Un hommage à l’OAS prévu à Perpignan

Des associations appellent à une contre-manifestation

Un hommage à l’OAS prévu à Perpignan

par Kamel Daoud, Le Quotidien d’Oran, 26 mai 2007

Si l’élection à la présidence de Nicolas Sarkozy peut être lue comme une victoire implicite des partisans de la colonisation « positive », de la lutte contre les faiblesses de la « repentance » qui ont secoué la France ces dernières années et de la réhabilitation corrigée selon les critères des néo-OAS et de la droite en pleine ascension, le débat franco-français et franco-algérien sur la mémoire coloniale n’est pas pour autant clos. Nouvelle démonstration publique en vue.

Pour le fait, il s’agit d’un appel lancé par le Mouvement pour l’égalité pour une manifestation, le 7 juin prochain à Perpignan (10 heures, cimetière du Haut-Vernet), contre le rassemblement convoqué le jour même, au lieu même, par une « association » d’anciens tueurs de l’OAS, selon le communiqué. Rappelant que cette organisation est responsable de plusieurs centaines d’attentats et d’exécutions en Algérie et en France et qu’elle a tué 2.700 personnes, dont 2.400 Algériens, de mai 1961 à septembre 1962, l’association explique que la manifestation de l’OAS est à ce jour autorisée par le préfet de ce département qui a toléré « cette honteuse stèle à la gloire des terroristes pro-Algérie française ! A l’heure où le nouveau président chante les louanges de la colonisation (depuis les saintes Croisades !) et vitupère contre la « repentance ». Le communiqué ajoute qu’il « ne faut guère compter que son représentant départemental interdise le rassemblement pro-OAS » et que le seul moyen de le stopper ou de le refuser, c’est d’adhérer à une mobilisation de rue pour empêcher cette provocation.

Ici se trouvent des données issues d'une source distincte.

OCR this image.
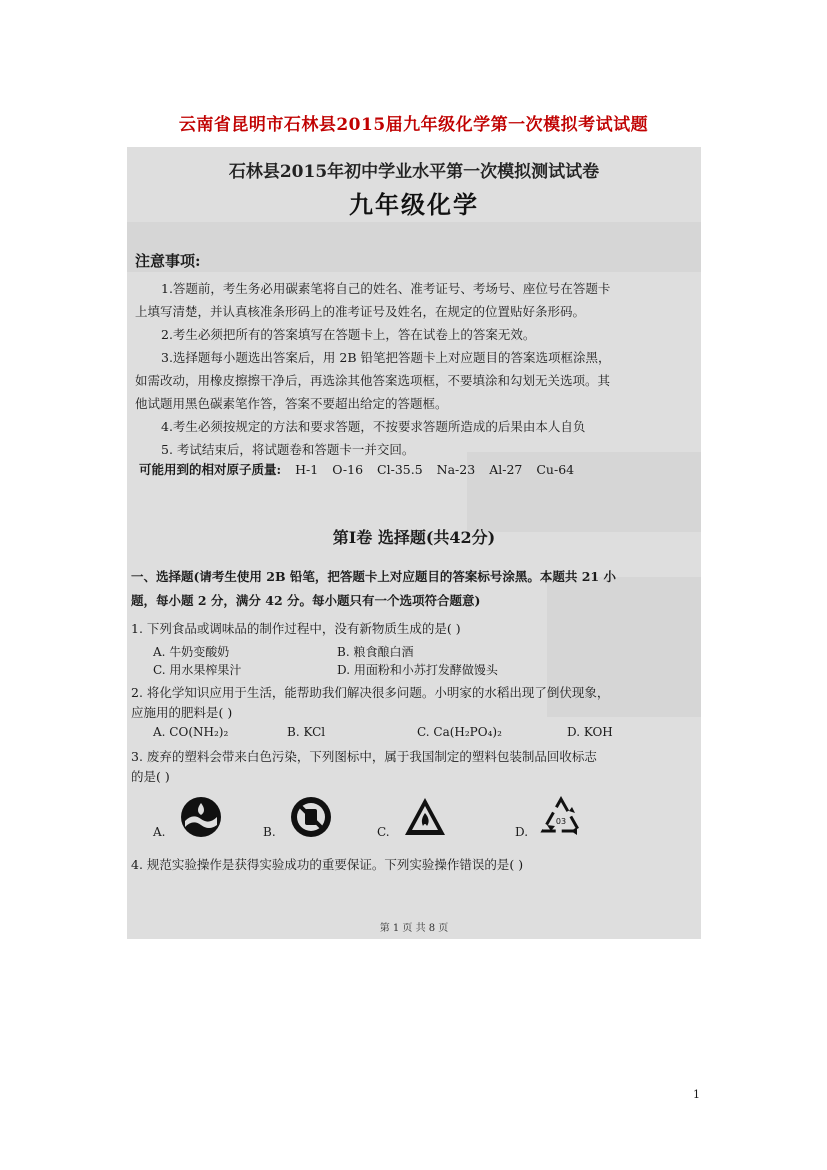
云南省昆明市石林县2015届九年级化学第一次模拟考试试题
石林县2015年初中学业水平第一次模拟测试试卷
九年级化学
注意事项:
1.答题前，考生务必用碳素笔将自己的姓名、准考证号、考场号、座位号在答题卡
上填写清楚，并认真核准条形码上的准考证号及姓名，在规定的位置贴好条形码。
2.考生必须把所有的答案填写在答题卡上，答在试卷上的答案无效。
3.选择题每小题选出答案后，用 2B 铅笔把答题卡上对应题目的答案选项框涂黑，
如需改动，用橡皮擦擦干净后，再选涂其他答案选项框，不要填涂和勾划无关选项。其
他试题用黑色碳素笔作答，答案不要超出给定的答题框。
4.考生必须按规定的方法和要求答题，不按要求答题所造成的后果由本人自负
5. 考试结束后，将试题卷和答题卡一并交回。
可能用到的相对原子质量: H-1 O-16 Cl-35.5 Na-23 Al-27 Cu-64
第Ⅰ卷 选择题(共42分)
一、选择题(请考生使用 2B 铅笔，把答题卡上对应题目的答案标号涂黑。本题共 21 小
题，每小题 2 分，满分 42 分。每小题只有一个选项符合题意)
1. 下列食品或调味品的制作过程中，没有新物质生成的是( )
A. 牛奶变酸奶	B. 粮食酿白酒
C. 用水果榨果汁	D. 用面粉和小苏打发酵做馒头
2. 将化学知识应用于生活，能帮助我们解决很多问题。小明家的水稻出现了倒伏现象，
应施用的肥料是( )
A. CO(NH₂)₂	B. KCl	C. Ca(H₂PO₄)₂	D. KOH
3. 废弃的塑料会带来白色污染，下列图标中，属于我国制定的塑料包装制品回收标志
的是( )
A.	B.	C.	D.
03
4. 规范实验操作是获得实验成功的重要保证。下列实验操作错误的是( )
第 1 页 共 8 页
1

Pour le détail, l’appel à cette « commémoration » contestée a été lancé par l’ADIMAD, une association composée d’anciens activistes de l’Organisation Armée Secrète qui organise pour la 4ème année un rassemblement au cimetière du Haut-Vernet, le 7 juin 2007 à partir de 11 h. Au menu, un hommage à Albert Dovecar et Claude Piegts, deux terroristes de l’OAS qui participèrent à l’assassinat, le 31 mai 1961, du commissaire central d’Alger, Roger Gavoury. « Cet acte criminel leur valut, dans les conditions de l’époque, d’être condamnés à mort par la justice française. Ces tueurs agissaient sous les ordres du légionnaire déserteur Degueldre, chef des commandos «Delta», qui subit lui aussi le même sort », explique le communiqué du Mouvement pour l’égalité, qui ajoute que parmi les crimes de ce dernier, le meurtre « au fusil-mitrailleur, le 15 mars 1962, de six inspecteurs de l’Education nationale, membres des Centres sociaux éducatifs ».

Le rassemblement OAS est prévu devant la stèle élevée à leur gloire ainsi qu’à celle de Jean Bastien-Thiry, instigateur en 1961 et 1962 de deux attentats dirigés contre le Général de Gaulle, alors président de la République, précise-t-on. S’appuyant sur ce détail qu’aucune manifestation de ce genre ne peut être programmée dans un espace public, le Mouvement s’élève contre ce qu’il nomme « une forme d’expression de l’apologie de crimes de guerre, constitutive notamment d’un trouble réel à l’ordre public » et demande au préfet concerné de « prendre un arrêté d’interdiction à son encontre ».

Par ailleurs, le même mouvement en appelle aux autorités publiques « d’user de leurs prérogatives pour faire déplacer la stèle élevée à la gloire des tueurs de l’OAS dans un lieu privé ». Jugeant aussi que « cette cérémonie est une offense à la mémoire de tous ceux et celles qui ont été victimes de l’OAS. Il est contraire à l’esprit de paix, de fraternité et de réconciliation nécessaire pour que vivent ensemble les générations issues des populations que le drame algérien a éprouvées ». Le communiqué est déjà signé par un ensemble d’associations connues comme la LDH Perpignan, le MRAP Languedoc-Roussillon, Les Amis de Max Marchand, la Ligue des droits de l’Homme, le Mouvement pour l’égalité, le PCF, etc.

Il annonce du coup un retour sur scène d’un débat qui a eu son écho en Algérie et que la classe politique française, focalisée sur une présidentielle qui a joué sur des définitions contradictoires du « sentiment » français, a trop vite évacué après l’élection de Sarkozy.